Maintain ability to reverse changes:
- Keep original PlayerIDs in audit columns
- Store mapping history with timestamps
- Enable point-in-time recovery

**Example Audit Schema**:
```sql
ALTER TABLE Reports ADD COLUMN original_player_id VARCHAR(50);
ALTER TABLE Reports ADD COLUMN player_id_updated_at TIMESTAMP;
```


## Part 4: Best Practices and Lessons Learned

### 4.1 Key Design Decisions

1. **Canonical ID Selection**: We prioritize data completeness and CurrentTeam presence when selecting which PlayerID to keep. This ensures we retain the most valuable record.

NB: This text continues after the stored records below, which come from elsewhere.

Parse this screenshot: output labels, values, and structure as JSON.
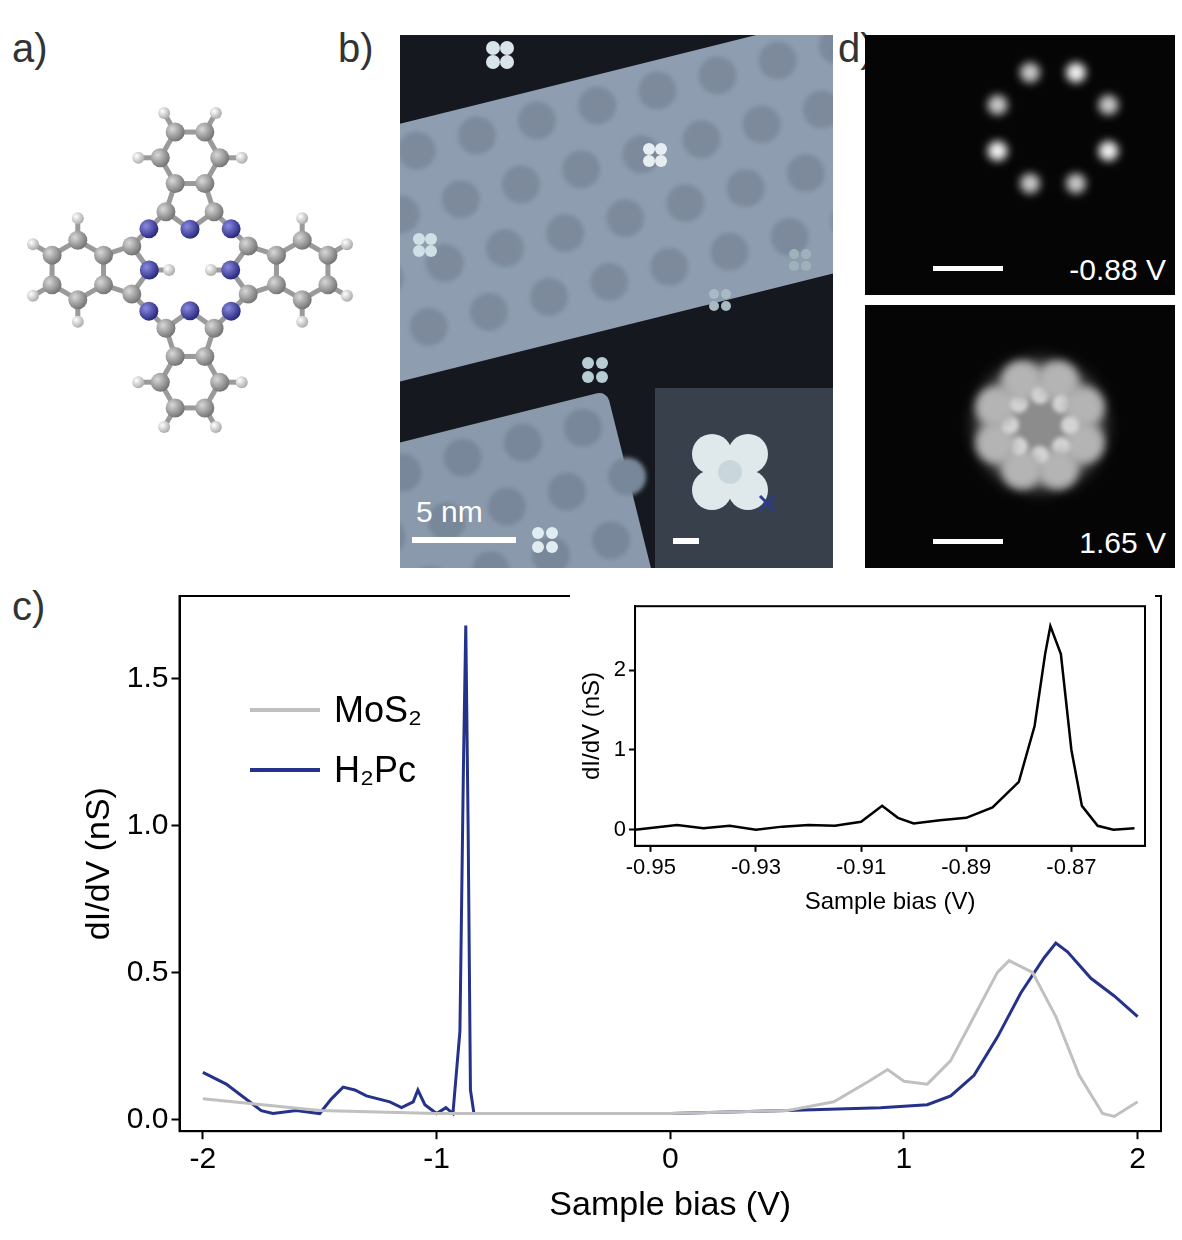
{
  "panels": [
    {
      "label": "a)"
    },
    {
      "label": "b)",
      "scale_bar": "5 nm"
    },
    {
      "label": "c)"
    },
    {
      "label": "d)",
      "images": [
        {
          "bias": "-0.88 V"
        },
        {
          "bias": "1.65 V"
        }
      ]
    }
  ],
  "chart_data": [
    {
      "type": "line",
      "x_label": "Sample bias (V)",
      "y_label": "dI/dV (nS)",
      "xlim": [
        -2.1,
        2.1
      ],
      "xticks": [
        -2,
        -1,
        0,
        1,
        2
      ],
      "ylim": [
        -0.04,
        1.78
      ],
      "yticks": [
        {
          "value": 0,
          "label": "0.0"
        },
        0.5,
        {
          "value": 1,
          "label": "1.0"
        },
        1.5
      ],
      "legend": "left",
      "grid": false,
      "series": [
        {
          "name": "MoS₂",
          "color": "#c0c0c0",
          "x": [
            -2.0,
            -1.5,
            -1.0,
            0.0,
            0.5,
            0.7,
            0.85,
            0.93,
            1.0,
            1.1,
            1.2,
            1.3,
            1.4,
            1.45,
            1.55,
            1.65,
            1.75,
            1.85,
            1.9,
            2.0
          ],
          "values": [
            0.07,
            0.03,
            0.02,
            0.02,
            0.03,
            0.06,
            0.13,
            0.17,
            0.13,
            0.12,
            0.2,
            0.35,
            0.5,
            0.54,
            0.5,
            0.35,
            0.15,
            0.02,
            0.01,
            0.06
          ]
        },
        {
          "name": "H₂Pc",
          "color": "#25328a",
          "x": [
            -2.0,
            -1.9,
            -1.8,
            -1.75,
            -1.7,
            -1.6,
            -1.5,
            -1.45,
            -1.4,
            -1.35,
            -1.3,
            -1.2,
            -1.15,
            -1.1,
            -1.08,
            -1.05,
            -1.0,
            -0.96,
            -0.93,
            -0.9,
            -0.885,
            -0.875,
            -0.865,
            -0.855,
            -0.84,
            -0.7,
            -0.4,
            0.0,
            0.5,
            0.9,
            1.1,
            1.2,
            1.3,
            1.4,
            1.5,
            1.6,
            1.65,
            1.7,
            1.8,
            1.9,
            2.0
          ],
          "values": [
            0.16,
            0.12,
            0.06,
            0.03,
            0.02,
            0.03,
            0.02,
            0.07,
            0.11,
            0.1,
            0.08,
            0.06,
            0.04,
            0.06,
            0.1,
            0.05,
            0.02,
            0.04,
            0.02,
            0.3,
            1.2,
            1.68,
            1.0,
            0.1,
            0.02,
            0.02,
            0.02,
            0.02,
            0.03,
            0.04,
            0.05,
            0.08,
            0.15,
            0.28,
            0.43,
            0.55,
            0.6,
            0.57,
            0.48,
            0.42,
            0.35
          ]
        }
      ]
    },
    {
      "type": "line",
      "x_label": "Sample bias (V)",
      "y_label": "dI/dV (nS)",
      "xlim": [
        -0.953,
        -0.856
      ],
      "xticks": [
        -0.95,
        -0.93,
        -0.91,
        -0.89,
        -0.87
      ],
      "ylim": [
        -0.2,
        2.8
      ],
      "yticks": [
        0,
        1,
        2
      ],
      "grid": false,
      "series": [
        {
          "color": "#000000",
          "x": [
            -0.953,
            -0.945,
            -0.94,
            -0.935,
            -0.93,
            -0.925,
            -0.92,
            -0.915,
            -0.91,
            -0.906,
            -0.903,
            -0.9,
            -0.895,
            -0.89,
            -0.885,
            -0.88,
            -0.877,
            -0.875,
            -0.874,
            -0.872,
            -0.87,
            -0.868,
            -0.865,
            -0.862,
            -0.858
          ],
          "values": [
            0.0,
            0.06,
            0.02,
            0.05,
            0.0,
            0.04,
            0.06,
            0.05,
            0.1,
            0.3,
            0.15,
            0.08,
            0.12,
            0.15,
            0.28,
            0.6,
            1.3,
            2.2,
            2.55,
            2.2,
            1.0,
            0.3,
            0.05,
            0.0,
            0.02
          ]
        }
      ]
    }
  ]
}
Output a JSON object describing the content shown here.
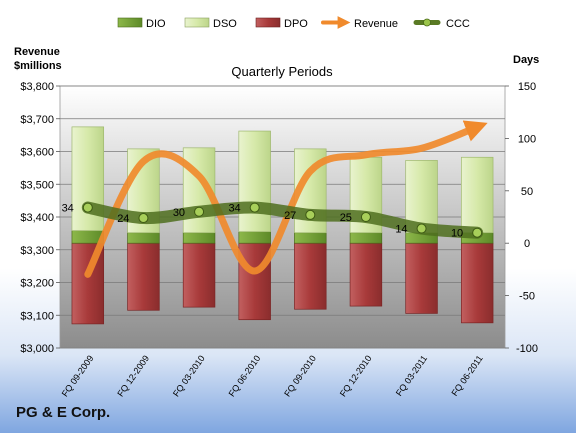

2. **Orphaned Record Handling**: Rather than deleting orphaned records, we create minimal player records from Reporting data. This preserves data lineage and auditability.

3. **Mapping Persistence**: JSON format allows easy version control, human readability, and cross-platform compatibility.

### 4.2 Performance Considerations

- **Lookup Efficiency**: Dictionary/hash map provides O(1) lookup time for ID mappings
- **Batch Processing**: Apply mappings to entire DataFrames rather than row-by-row
- **Caching**: ID mapping loaded once and reused across all child tables

### 4.3 Risk Mitigation

- **Validation Gates**: Multiple checkpoints prevent bad data from propagating
- **Audit Logging**: Complete trail of all changes for compliance and debugging
- **Testing**: Unit tests for mapping logic, integration tests for full pipeline

## Conclusion

Our implementation demonstrates a production-ready approach to handling PlayerID updates that:

✅ **Identifies Affected Tables**: Through foreign key analysis and data profiling  
✅ **Maintains Relationships**: Via validation, transaction atomicity, and integrity checks  
✅ **Ensures Repeatability**: Through automated ETL pipelines, versioned mappings, and comprehensive logging  

This architecture scales from CSV-based analytics to enterprise database systems while maintaining data quality and auditability.